我跟老爸再三保证我没有骗人,我光明磊落,我无愧于心。
老爸就是自己的好!
他吐着酒气大声表示对我信任,“狗仔!无论你做什么,老爸都支持你,相信你!”
父亲对儿子的支持信任是无条件的。
不过为了让老爸更加相信我是身怀异能的灵者,以便将来和别人说话时也更理直气壮一点,我把他拉倒院外,表演了大力抱铁块的小招数。
看着我把三百多斤的铁团抱得走来走去,老爸惊得口瞪目呆,这铁团以他那么壮实可都是不能抱动半步的。
虽然不能直接表演听鬼之声,但管中窥豹——可见一斑,以老爸的聪明才智能明白我所言不虚那就够了。
我知道老爸伤心、郁闷的真正原因不是说我招出了事端,而是那些一直比较亲、比较铁的亲人朋友此时也纷纷落井下石,不挺我没关系,还大说我的不是,这他么就太不地道了。
老爸的铁匠铺是日日营业的,这几日突然人流量暴增了起来,刚开始老爸还在偷偷窃喜,以为生意兴隆指日可待,可马上就明白这些人是来说是非、道长短、看热闹的。
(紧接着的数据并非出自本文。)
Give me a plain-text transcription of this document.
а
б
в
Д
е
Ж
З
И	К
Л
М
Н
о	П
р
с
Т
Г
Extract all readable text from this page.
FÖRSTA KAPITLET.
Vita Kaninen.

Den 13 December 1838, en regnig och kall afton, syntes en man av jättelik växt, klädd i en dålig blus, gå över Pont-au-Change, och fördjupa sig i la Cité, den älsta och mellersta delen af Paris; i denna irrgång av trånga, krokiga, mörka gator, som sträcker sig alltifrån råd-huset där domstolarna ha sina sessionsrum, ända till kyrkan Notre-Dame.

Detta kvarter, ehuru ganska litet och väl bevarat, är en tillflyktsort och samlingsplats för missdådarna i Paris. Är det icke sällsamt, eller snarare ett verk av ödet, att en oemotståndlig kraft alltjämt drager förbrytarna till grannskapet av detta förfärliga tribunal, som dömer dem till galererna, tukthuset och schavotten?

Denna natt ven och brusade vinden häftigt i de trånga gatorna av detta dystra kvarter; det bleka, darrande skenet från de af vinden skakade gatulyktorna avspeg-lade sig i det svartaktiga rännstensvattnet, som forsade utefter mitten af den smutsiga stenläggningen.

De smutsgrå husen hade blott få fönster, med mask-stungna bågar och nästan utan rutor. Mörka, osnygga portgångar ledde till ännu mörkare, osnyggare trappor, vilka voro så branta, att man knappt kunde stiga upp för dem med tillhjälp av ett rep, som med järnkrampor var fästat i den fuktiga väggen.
嘴长在他人的鼻子下,眼睛长在他人的鼻子上,老爸觉得就让他们滚远点爱说就说爱,看就看你,随意就是。
可谁料连老爸的好朋友刘大伯、张三叔、赵四叔等,还有村里的几位本家叔伯兄弟等也纷纷到来,直接张口闭口就指责我的不是,还上纲上线说我道德如何如何人品如何如何,最后还大义凛然要老爸回家管教好约束好我。
我是谁?
我就是老爸的逆鳞!
别说我没做错,即便真做错了,就凭你们毫无来由无根无据的乱加指责,老爸不大锤加铁棒将你们轰出去就很给面子了。
好事的人们人云亦云,见风就是雨,乃是人质劣性。
我忍!
可我没料到等我打电话给龙五爷的时候,他显然也知道外面的传闻,他甚至告诉我有一些他的“逆子逆女”居然对我也开始产生了怀疑的态度,但他劝告我不要灰心,这是与人为善的事情,总有一日善良的人们会理解会接受的。
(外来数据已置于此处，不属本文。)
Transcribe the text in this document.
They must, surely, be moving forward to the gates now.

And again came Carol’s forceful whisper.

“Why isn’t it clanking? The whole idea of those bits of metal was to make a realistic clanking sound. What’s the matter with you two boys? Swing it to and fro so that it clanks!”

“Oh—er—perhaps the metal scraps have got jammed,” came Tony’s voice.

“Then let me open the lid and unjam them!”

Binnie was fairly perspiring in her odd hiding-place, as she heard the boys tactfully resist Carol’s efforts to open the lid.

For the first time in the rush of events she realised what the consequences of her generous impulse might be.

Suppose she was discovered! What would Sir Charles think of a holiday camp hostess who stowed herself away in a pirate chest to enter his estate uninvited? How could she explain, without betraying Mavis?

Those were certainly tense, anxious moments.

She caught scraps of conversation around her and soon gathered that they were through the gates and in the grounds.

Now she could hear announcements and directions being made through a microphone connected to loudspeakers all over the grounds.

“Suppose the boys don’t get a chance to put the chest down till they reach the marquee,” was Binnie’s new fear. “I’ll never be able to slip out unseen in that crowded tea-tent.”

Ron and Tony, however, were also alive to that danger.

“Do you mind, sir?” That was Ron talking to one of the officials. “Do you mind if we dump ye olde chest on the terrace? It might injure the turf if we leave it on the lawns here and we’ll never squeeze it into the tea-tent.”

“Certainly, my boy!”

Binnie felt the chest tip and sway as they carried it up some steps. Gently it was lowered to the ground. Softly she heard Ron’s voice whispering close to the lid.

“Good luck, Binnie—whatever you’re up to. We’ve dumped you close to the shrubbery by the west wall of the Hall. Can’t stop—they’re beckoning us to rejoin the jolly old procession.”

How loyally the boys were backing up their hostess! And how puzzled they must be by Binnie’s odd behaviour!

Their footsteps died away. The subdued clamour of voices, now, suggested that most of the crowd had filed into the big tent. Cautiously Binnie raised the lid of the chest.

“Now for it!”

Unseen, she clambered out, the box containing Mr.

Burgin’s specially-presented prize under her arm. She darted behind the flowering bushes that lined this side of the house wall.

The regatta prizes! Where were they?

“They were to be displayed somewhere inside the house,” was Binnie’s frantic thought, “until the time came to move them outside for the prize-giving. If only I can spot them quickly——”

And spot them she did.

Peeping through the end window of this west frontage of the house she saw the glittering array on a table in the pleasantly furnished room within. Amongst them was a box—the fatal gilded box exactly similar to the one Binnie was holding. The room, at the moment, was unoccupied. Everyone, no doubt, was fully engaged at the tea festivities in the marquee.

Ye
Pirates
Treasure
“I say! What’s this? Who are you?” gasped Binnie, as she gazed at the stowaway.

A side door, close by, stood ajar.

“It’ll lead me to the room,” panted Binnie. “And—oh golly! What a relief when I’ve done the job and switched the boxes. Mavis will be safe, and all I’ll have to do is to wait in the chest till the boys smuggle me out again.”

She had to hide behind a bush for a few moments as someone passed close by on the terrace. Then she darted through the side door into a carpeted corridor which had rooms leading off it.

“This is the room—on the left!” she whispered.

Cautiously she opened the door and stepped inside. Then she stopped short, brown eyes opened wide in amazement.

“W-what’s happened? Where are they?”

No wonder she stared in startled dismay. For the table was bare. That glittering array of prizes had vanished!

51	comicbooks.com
我自然明白,但我也告诉龙五爷,不要强迫他的那些干子女,转告他们信则合作,不信就拉倒。反正天下死人何其多,我难道还能一一倾听不成?
当然怀疑我的人占大多数,但也有坚定的支持者,比如陈五叔这帮师傅佬。
他们已经真真实实受过了功德加身的好处,尽管不能拿出真凭实据给世人以正视听,但他们纷纷打来电话告诉他们挺我,这就够了!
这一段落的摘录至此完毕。